Zevia PBC had the weakest full-year guidance update in the group. The stock is down 35.8% since the results and currently trades at $0.67.

Anheuser-Busch (NYSE:NYSE:BUD) Born out of a complicated web of mergers and acquisitions, Anheuser-Busch InBev (NYSE:BUD) boasts a powerhouse beer portfolio of Budweiser, Stella Artois, Corona, and local favorites around the world.

Anheuser-Busch reported revenues of $14.55 billion, up 2.3% year on year, surpassing analysts' expectations by 1.3%. It was a solid quarter for the company.

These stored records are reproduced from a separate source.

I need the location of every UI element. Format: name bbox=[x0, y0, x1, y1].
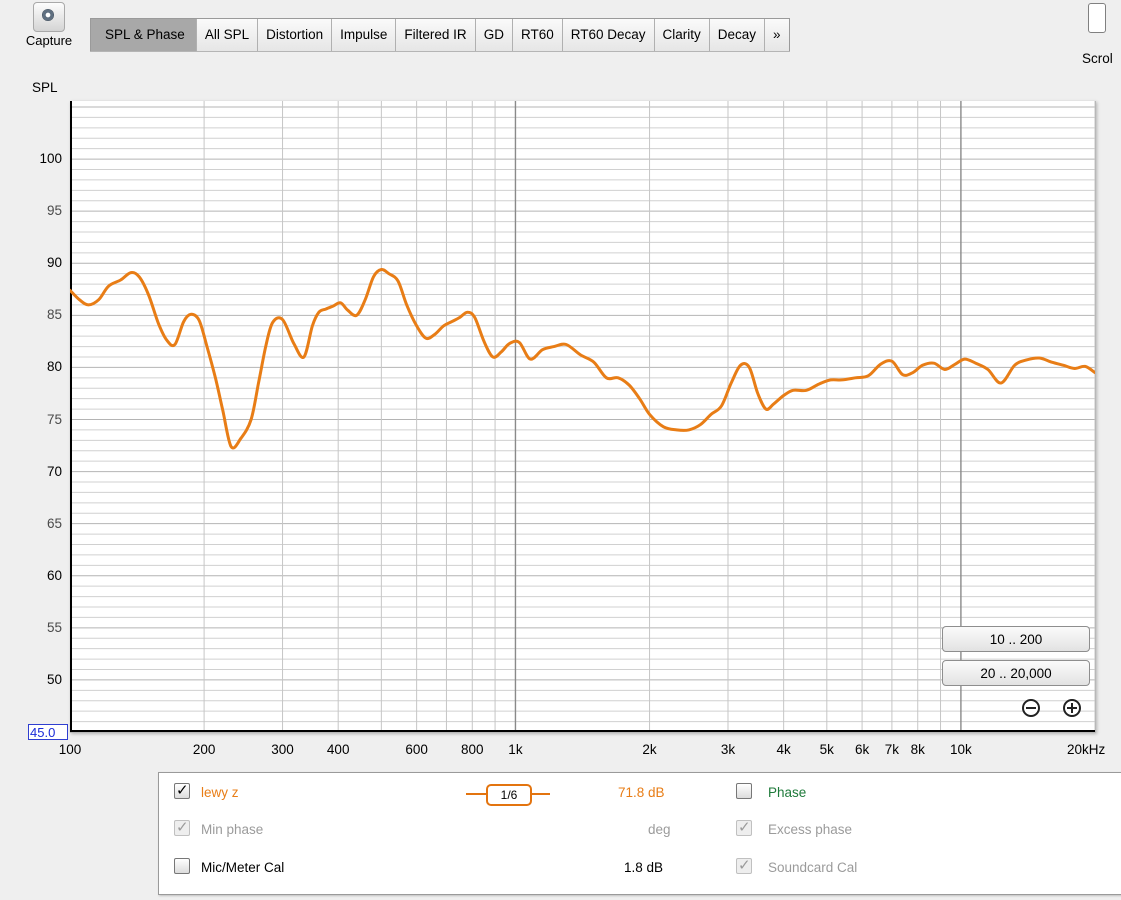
x-tick-label: 3k bbox=[720, 742, 736, 757]
x-tick-label: 800 bbox=[461, 742, 484, 757]
x-tick-label: 20kHz bbox=[1067, 742, 1106, 757]
y-tick-label: 50 bbox=[46, 671, 62, 687]
capture-button[interactable]: Capture bbox=[18, 2, 80, 48]
y-tick-label: 85 bbox=[46, 307, 62, 323]
y-tick-label: 95 bbox=[46, 203, 62, 219]
phase-label: Phase bbox=[768, 785, 807, 800]
soundcard-cal-checkbox[interactable] bbox=[736, 856, 752, 874]
x-tick-label: 6k bbox=[854, 742, 870, 757]
mic-cal-checkbox[interactable] bbox=[174, 858, 190, 874]
smoothing-label: 1/6 bbox=[486, 784, 532, 806]
camera-icon bbox=[33, 2, 65, 32]
graph-tab-bar: SPL & Phase All SPL Distortion Impulse F… bbox=[90, 18, 790, 51]
trace-value: 71.8 dB bbox=[618, 785, 665, 800]
scroll-label: Scrol bbox=[1082, 51, 1113, 66]
zoom-preset-20-20000-button[interactable]: 20 .. 20,000 bbox=[942, 660, 1090, 686]
y-tick-label: 90 bbox=[46, 255, 62, 271]
scroll-icon bbox=[1088, 3, 1106, 33]
tab-decay[interactable]: Decay bbox=[709, 19, 766, 51]
tab-gd[interactable]: GD bbox=[475, 19, 513, 51]
tab-distortion[interactable]: Distortion bbox=[258, 19, 333, 51]
zoom-preset-10-200-button[interactable]: 10 .. 200 bbox=[942, 626, 1090, 652]
y-tick-label: 70 bbox=[46, 463, 62, 479]
x-tick-label: 400 bbox=[326, 742, 350, 757]
x-tick-label: 5k bbox=[819, 742, 834, 757]
capture-label: Capture bbox=[25, 33, 73, 48]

Anheuser-Busch beat analysts' adjusted EBITDA and EPS expectations.

The stock is down 0.9% since the results and currently trades at $59.99.

Molson Coors (NYSE:NYSE:TAP) Sporting an impressive roster of iconic beer brands, Molson Coors (NYSE:TAP) is a global brewing giant with a rich history dating back more than two centuries.

Molson Coors reported revenues of $2.60 billion, up 10.7% year on year, surpassing analysts' expectations by 3.7%. It was a very strong quarter for the company, with a solid beat of analysts' earnings estimates and a decent beat of analysts' gross margin estimates.

Molson Coors scored the biggest analyst estimates beat among its peers. The stock is down 20.3% since the results and currently trades at $50.63.